Зверёк посидел на задних лапках, обнюхал всё вокруг и побежал мимо меня в лес. Оранжево-красное пламя мелькнуло последний раз под ближайшим кустом и потухло.
ПОЛОСАТЫЕ ЗАГОТОВИТЕЛИ
Остались позади густые ельники, берёзовые завалы и пружинящие заросли багульника. Наконец-то кедрач! Намаявшись, падаю в прохладный и податливый мох. По тайге гуляет крик кедровок, писк синиц, трельки рябчиков…
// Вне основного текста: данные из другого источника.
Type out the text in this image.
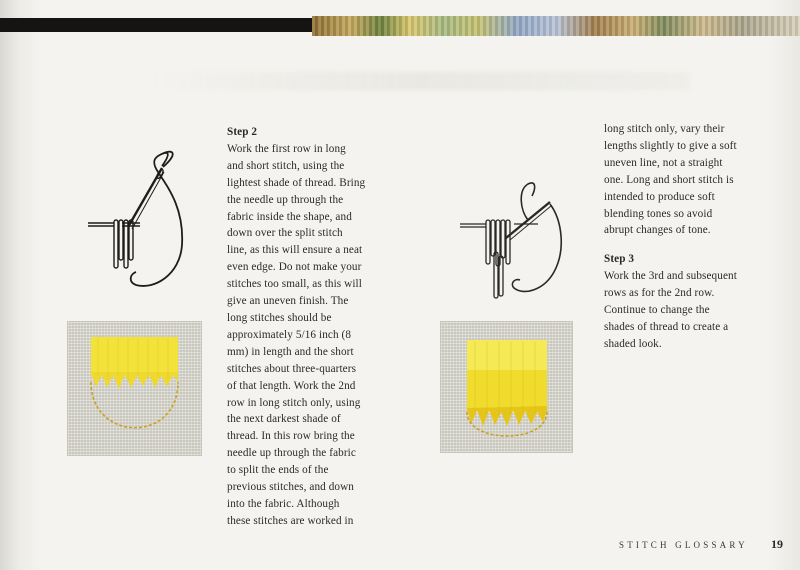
Step 2
Work the first row in long
and short stitch, using the
lightest shade of thread. Bring
the needle up through the
fabric inside the shape, and
down over the split stitch
line, as this will ensure a neat
even edge. Do not make your
stitches too small, as this will
give an uneven finish. The
long stitches should be
approximately 5/16 inch (8
mm) in length and the short
stitches about three-quarters
of that length. Work the 2nd
row in long stitch only, using
the next darkest shade of
thread. In this row bring the
needle up through the fabric
to split the ends of the
previous stitches, and down
into the fabric. Although
these stitches are worked in
long stitch only, vary their
lengths slightly to give a soft
uneven line, not a straight
one. Long and short stitch is
intended to produce soft
blending tones so avoid
abrupt changes of tone.
Step 3
Work the 3rd and subsequent
rows as for the 2nd row.
Continue to change the
shades of thread to create a
shaded look.
STITCH GLOSSARY 19
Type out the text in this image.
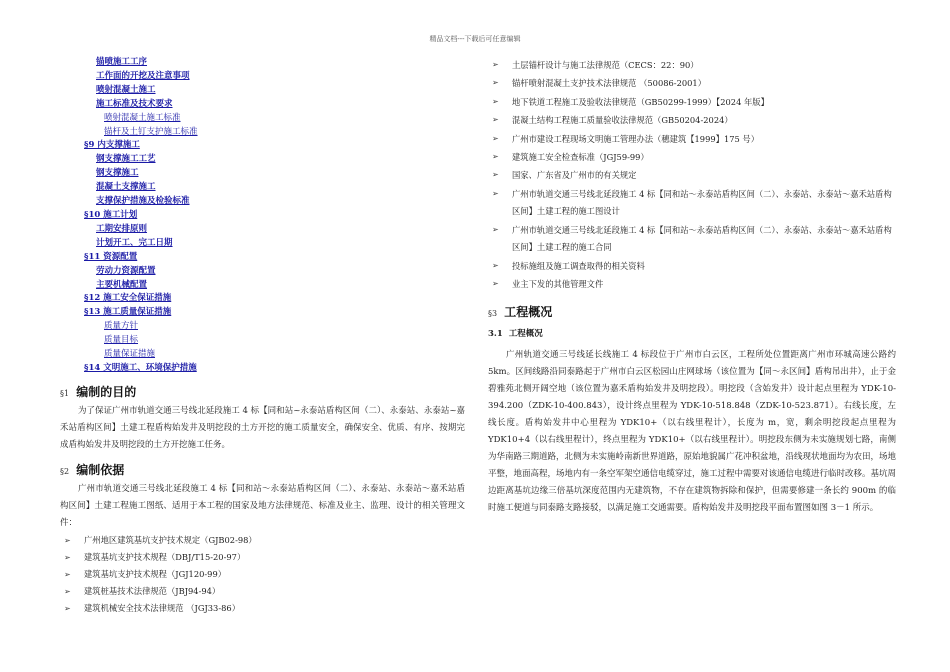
精品文档---下载后可任意编辑
锚喷施工工序
工作面的开挖及注意事项
喷射混凝土施工
施工标准及技术要求
喷射混凝土施工标准
锚杆及土钉支护施工标准
§9 内支撑施工
钢支撑施工工艺
钢支撑施工
混凝土支撑施工
支撑保护措施及检验标准
§10 施工计划
工期安排原则
计划开工、完工日期
§11 资源配置
劳动力资源配置
主要机械配置
§12 施工安全保证措施
§13 施工质量保证措施
质量方针
质量目标
质量保证措施
§14 文明施工、环境保护措施
§1 编制的目的
为了保证广州市轨道交通三号线北延段施工 4 标【同和站~永泰站盾构区间（二）、永泰站、永泰站~嘉禾站盾构区间】土建工程盾构始发井及明挖段的土方开挖的施工质量安全，确保安全、优质、有序、按期完成盾构始发井及明挖段的土方开挖施工任务。
§2 编制依据
广州市轨道交通三号线北延段施工 4 标【同和站～永泰站盾构区间（二）、永泰站、永泰站～嘉禾站盾构区间】土建工程施工图纸、适用于本工程的国家及地方法律规范、标准及业主、监理、设计的相关管理文件：
➢ 广州地区建筑基坑支护技术规定（GJB02-98）
➢ 建筑基坑支护技术规程（DBJ/T15-20-97）
➢ 建筑基坑支护技术规程（JGJ120-99）
➢ 建筑桩基技术法律规范（JBJ94-94）
➢ 建筑机械安全技术法律规范 （JGJ33-86）
➢ 土层锚杆设计与施工法律规范（CECS：22：90）
➢ 锚杆喷射混凝土支护技术法律规范 （50086-2001）
➢ 地下铁道工程施工及验收法律规范（GB50299-1999）【2024 年版】
➢ 混凝土结构工程施工质量验收法律规范（GB50204-2024）
➢ 广州市建设工程现场文明施工管理办法（穗建筑【1999】175 号）
➢ 建筑施工安全检查标准（JGJ59-99）
➢ 国家、广东省及广州市的有关规定
➢ 广州市轨道交通三号线北延段施工 4 标【同和站～永泰站盾构区间（二）、永泰站、永泰站～嘉禾站盾构区间】土建工程的施工图设计
➢ 广州市轨道交通三号线北延段施工 4 标【同和站～永泰站盾构区间（二）、永泰站、永泰站～嘉禾站盾构区间】土建工程的施工合同
➢ 投标施组及施工调查取得的相关资料
➢ 业主下发的其他管理文件
§3 工程概况
3.1 工程概况
广州轨道交通三号线延长线施工 4 标段位于广州市白云区，工程所处位置距离广州市环城高速公路约 5km。区间线路沿同泰路起于广州市白云区松园山庄网球场（该位置为【同～永区间】盾构吊出井），止于金碧雅苑北侧开阔空地（该位置为嘉禾盾构始发井及明挖段）。明挖段（含始发井）设计起点里程为 YDK-10-394.200（ZDK-10-400.843），设计终点里程为 YDK-10-518.848（ZDK-10-523.871）。右线长度，左线长度。盾构始发井中心里程为 YDK10+（以右线里程计），长度为 m，宽，剩余明挖段起点里程为 YDK10+4（以右线里程计），终点里程为 YDK10+（以右线里程计）。明挖段东侧为未实施规划七路，南侧为华南路三期道路，北侧为未实施岭南新世界道路，原始地貌属广花冲积盆地，沿线现状地面均为农田，场地平整，地面高程，场地内有一条空军架空通信电缆穿过，施工过程中需要对该通信电缆进行临时改移。基坑周边距离基坑边缘三倍基坑深度范围内无建筑物，不存在建筑物拆除和保护，但需要修建一条长约 900m 的临时施工便道与同泰路支路接驳，以满足施工交通需要。盾构始发井及明挖段平面布置图如图 3－1 所示。
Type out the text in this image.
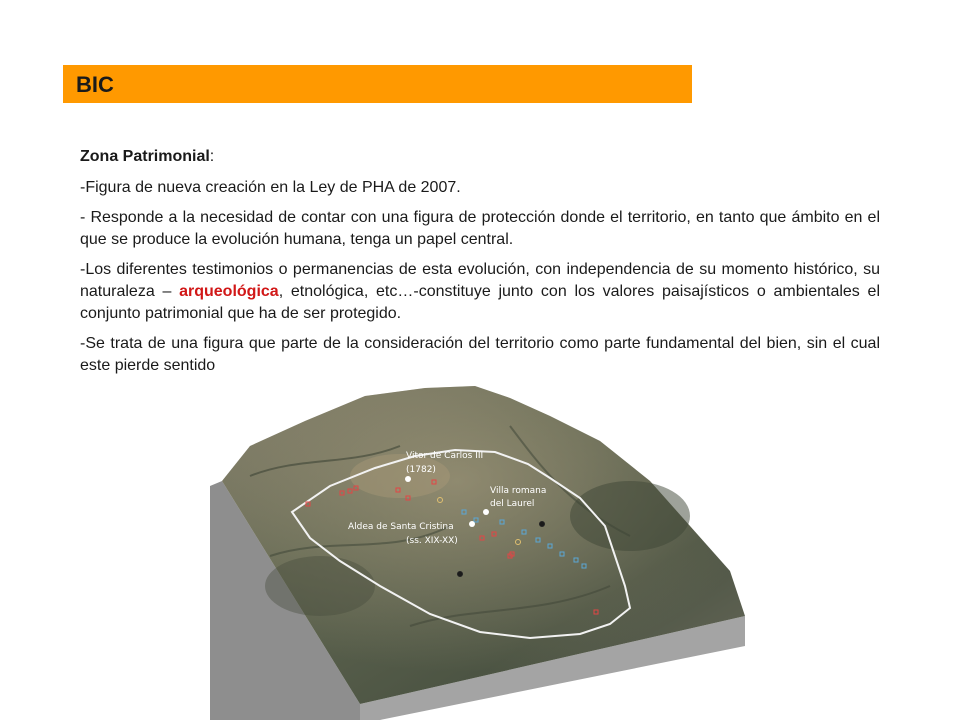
BIC

Zona Patrimonial:

-Figura de nueva creación en la Ley de PHA de 2007.

- Responde a la necesidad de contar con una figura de protección donde el territorio, en tanto que ámbito en el que se produce la evolución humana, tenga un papel central.

-Los diferentes testimonios o permanencias de esta evolución, con independencia de su momento histórico, su naturaleza – arqueológica, etnológica, etc…-constituye junto con los valores paisajísticos o ambientales el conjunto patrimonial que ha de ser protegido.

-Se trata de una figura que parte de la consideración del territorio como parte fundamental del bien, sin el cual este pierde sentido

Vitor de Carlos III
(1782)
Villa romana
del Laurel
Aldea de Santa Cristina
(ss. XIX-XX)
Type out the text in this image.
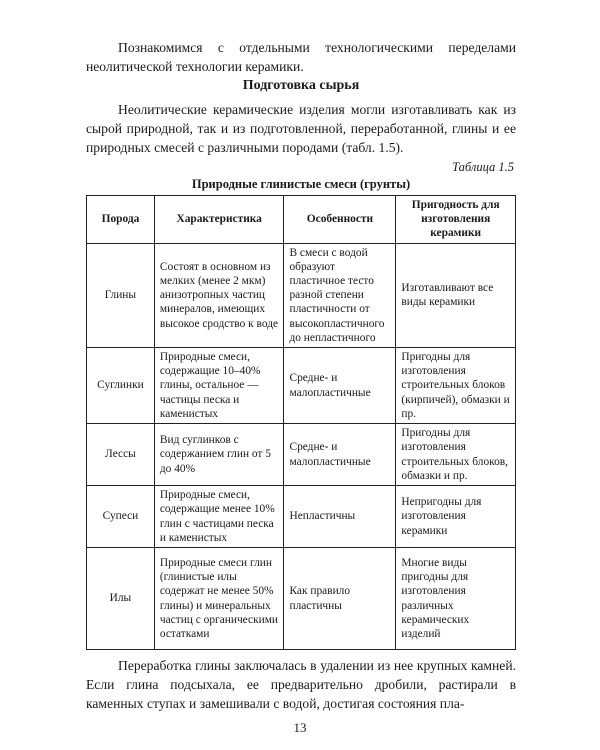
Познакомимся с отдельными технологическими переделами неолитической технологии керамики.

Подготовка сырья

Неолитические керамические изделия могли изготавливать как из сырой природной, так и из подготовленной, переработанной, глины и ее природных смесей с различными породами (табл. 1.5).

Таблица 1.5
Природные глинистые смеси (грунты)
Порода	Характеристика	Особенности	Пригодность для изготовления керамики
Глины	Состоят в основном из мелких (менее 2 мкм) анизотропных частиц минералов, имеющих высокое сродство к воде	В смеси с водой образуют пластичное тесто разной степени пластичности от высокопластичного до непластичного	Изготавливают все виды керамики
Суглинки	Природные смеси, содержащие 10–40% глины, остальное — частицы песка и каменистых	Средне- и малопластичные	Пригодны для изготовления строительных блоков (кирпичей), обмазки и пр.
Лессы	Вид суглинков с содержанием глин от 5 до 40%	Средне- и малопластичные	Пригодны для изготовления строительных блоков, обмазки и пр.
Супеси	Природные смеси, содержащие менее 10% глин с частицами песка и каменистых	Непластичны	Непригодны для изготовления керамики
Илы	Природные смеси глин (глинистые илы содержат не менее 50% глины) и минеральных частиц с органическими остатками	Как правило пластичны	Многие виды пригодны для изготовления различных керамических изделий

Переработка глины заключалась в удалении из нее крупных камней. Если глина подсыхала, ее предварительно дробили, растирали в каменных ступах и замешивали с водой, достигая состояния пла-

13
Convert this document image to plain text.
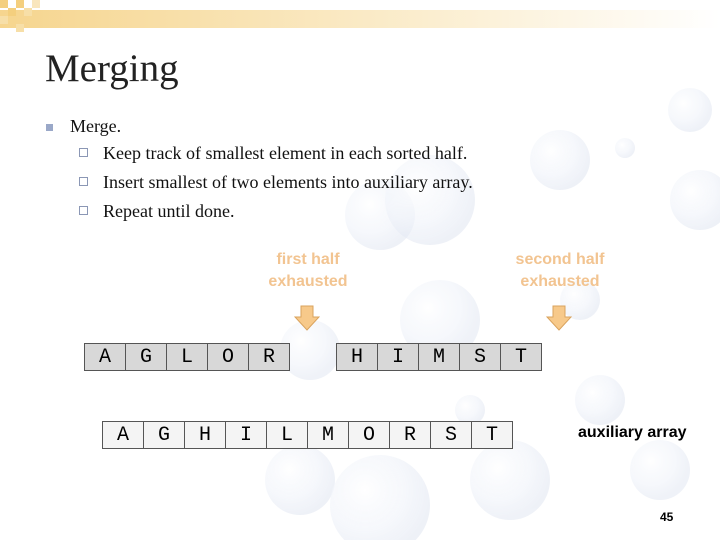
Merging
Merge.
Keep track of smallest element in each sorted half.
Insert smallest of two elements into auxiliary array.
Repeat until done.
first half
exhausted
second half
exhausted
A	G	L	O	R	H	I	M	S	T
A	G	H	I	L	M	O	R	S	T	auxiliary array
45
Совсем рядом что-то зашебаршило. Я затаился. Странный звук повторился, но откуда-то сверху. Поднимаю глаза и вижу на стволе кедра спускающегося вниз головой бурундука с полной нагрузкой. Сделает шажка два-три вниз, замрёт и, понаблюдав за мной, юркнет за ствол. Потом объявится ниже. Когда он был уже у земли, я вытянул ноги. Зверёк стрелой взмыл вверх по кедру, только кора знакомо зашебаршила. И всё повторилось сначала. Выходит, я, не подозревая об этом, не давал ему возможности спуститься с дерева. Бедняжка! Натерпелся, поди, страху.
О том, что бурундуки прекрасно лазят по деревьям, я, разумеется, знал, но чтобы они, как белки, запасались провиантом на кедре — было новостью для меня. Белка, сорвав и выбрав орешки, бросает шишку. А бурундук? За всё время моего отдыха ни одна выпотрошенная шишка не падала с кедра.
Загадка? Хорошо. Посидим, поглядим, авось и разгадаем. Тем более что полосатая отгадка бегает где-то совсем рядом.
Разгрузившись в своей подземной кладовой, беспокойный верхолаз снова уже на кедре. Стараюсь, глядя в бинокль, не потерять его из виду. С необыкновенной, я бы сказал с птичьей, лёгкостью, перескакивая с сучка на сучок, он достиг кончика ветки, провисшего под тяжестью шишек. Обхватив одну ветку всеми лапками и перемещаясь вокруг неё, бурундук лихорадочно набивал свои защёчные рюкзаки. Чешуйки медленно, как осенние листья, кружили и опускались на мох. Верхолаз убежал на разгрузку, а пустая жёлто-коричневая шишка так и осталась висеть на кедре…
Где-то рядом снова тягуче-шипяще зашелестело.
«Не гадюка ли?» — тревожно проносится в голове.